If the performance on the written exam is deemed satisfactory by a majority of the committee, the student may proceed to the oral examination, which usually takes place one week after the written exam. For the defense attendance policy, see University Requirements for the MA/MFA Degree, Section 5.
The oral exam provides the committee the opportunity to probe the breadth and depth of the student’s knowledge, and it provides the student the chance to augment and amplify the answers on the exam and connect these responses to the chosen area of concentration. At the end, after private deliberation, the committee determines which of the following the student’s performance warrants:
a. Pass
b. Conditional Pass, requiring that the student complete extra work: additional reading, the preparation of a paper or two on some subject deemed insufficient, or, in rare instances, take additional coursework. A Conditional Pass is not a Pass but rather a suspension of the exam until the stated conditions are met. All conditions must be discussed with the student at the oral defense and then emailed by the major professor to the student, all members of the committee, and the ACGS. Only after the conditions have been met can the paperwork go forward for the student to gain admission to Candidacy.
c. Pass with Distinction. The committee also has the option of deeming that the student’s performance outstanding on both written and oral phases of the exam, in which case a pass “With Distinction” may be granted. This requires a unanimous vote of the committee.

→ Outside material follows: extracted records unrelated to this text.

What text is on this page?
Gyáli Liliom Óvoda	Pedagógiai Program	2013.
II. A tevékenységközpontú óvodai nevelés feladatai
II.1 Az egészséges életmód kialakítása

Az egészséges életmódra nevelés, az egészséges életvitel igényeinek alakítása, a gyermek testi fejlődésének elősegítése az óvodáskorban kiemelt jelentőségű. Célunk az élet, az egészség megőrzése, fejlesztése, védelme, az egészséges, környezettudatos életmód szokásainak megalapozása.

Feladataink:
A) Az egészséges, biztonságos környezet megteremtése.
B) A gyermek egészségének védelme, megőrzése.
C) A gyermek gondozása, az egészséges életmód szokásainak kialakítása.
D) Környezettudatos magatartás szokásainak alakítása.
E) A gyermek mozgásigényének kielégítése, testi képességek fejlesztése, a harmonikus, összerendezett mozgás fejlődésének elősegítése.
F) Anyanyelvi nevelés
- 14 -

d. Fail (see Section 5, below).
Immediately after the oral exam is completed, a departmental defense form (available on the Graduate Curriculum Canvas site) should be sent via DocuSign to all members of the committee and cc’d to the Graduate Program Coordinator.
The forms to convert any eligible reading hours to dissertation hours will be attached to the Admission to Candidacy Form and forwarded to the College of Arts and Sciences for submission. The candidate will not be able to enroll in additional dissertation hours until the Admission to Candidacy has been processed.

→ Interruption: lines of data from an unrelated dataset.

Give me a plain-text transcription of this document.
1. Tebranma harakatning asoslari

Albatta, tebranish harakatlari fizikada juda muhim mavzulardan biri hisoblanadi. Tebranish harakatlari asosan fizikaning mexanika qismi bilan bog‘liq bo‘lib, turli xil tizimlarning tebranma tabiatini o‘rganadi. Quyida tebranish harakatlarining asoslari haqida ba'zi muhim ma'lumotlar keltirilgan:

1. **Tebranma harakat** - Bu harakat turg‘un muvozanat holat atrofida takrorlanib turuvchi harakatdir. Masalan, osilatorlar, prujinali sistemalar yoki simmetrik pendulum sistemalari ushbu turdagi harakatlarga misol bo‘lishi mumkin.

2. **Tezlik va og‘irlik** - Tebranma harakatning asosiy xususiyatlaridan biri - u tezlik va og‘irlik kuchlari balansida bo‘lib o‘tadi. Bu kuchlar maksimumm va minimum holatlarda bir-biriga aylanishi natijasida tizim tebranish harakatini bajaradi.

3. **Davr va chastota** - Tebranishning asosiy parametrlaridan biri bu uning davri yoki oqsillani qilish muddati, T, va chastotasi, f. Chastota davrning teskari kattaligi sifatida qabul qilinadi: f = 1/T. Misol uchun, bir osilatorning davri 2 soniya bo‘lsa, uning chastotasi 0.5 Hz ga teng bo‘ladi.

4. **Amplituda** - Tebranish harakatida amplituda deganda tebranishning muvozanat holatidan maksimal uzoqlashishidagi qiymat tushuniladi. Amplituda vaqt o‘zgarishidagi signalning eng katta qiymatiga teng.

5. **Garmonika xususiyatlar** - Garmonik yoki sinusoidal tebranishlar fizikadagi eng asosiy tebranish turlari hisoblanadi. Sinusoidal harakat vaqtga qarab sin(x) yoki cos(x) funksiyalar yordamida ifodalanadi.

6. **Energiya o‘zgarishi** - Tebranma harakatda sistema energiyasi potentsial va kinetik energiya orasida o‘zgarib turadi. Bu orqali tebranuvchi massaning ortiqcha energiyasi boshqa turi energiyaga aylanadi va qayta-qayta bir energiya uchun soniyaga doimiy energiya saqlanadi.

5. Policy Regarding Failure of the Prelim Exam
If a majority of committee members agrees that the student’s performance on the written portion is unsatisfactory, the student shall be deemed to have failed the examination at that stage. Otherwise, the student will proceed to the oral exam, and the decision to pass or fail will be based on the student’s performance on both portions of the exam. The ACGS must be notified of the outcome of any preliminary exam attempt (the ACGS will, in turn, notify the Arts & Sciences Dean’s Office).
A student who fails the exam (at either stage) may take it a second time. A second failure on the preliminary exam makes the student ineligible to continue in the degree program. The second attempt at the preliminary exam shall occur no sooner than six full class weeks after the results of the first attempt are shared with the student. For the purpose of this policy, a “full class week” is defined as a week with five days during which classes are held at FSU.
Students must be registered separately for their first and second attempt (even if necessary within the same semester) and must receive either a “pass” or a “fail” grade for each attempt.
An exception request regarding the timing of the reexamination can be submitted for consideration to the Arts & Sciences Dean’s Office by either the student or the supervisory committee. Students who allege that academic regulations and/or procedures were improperly applied for the reexamination of their preliminary exam may have their grievances addressed through the general academic appeals process.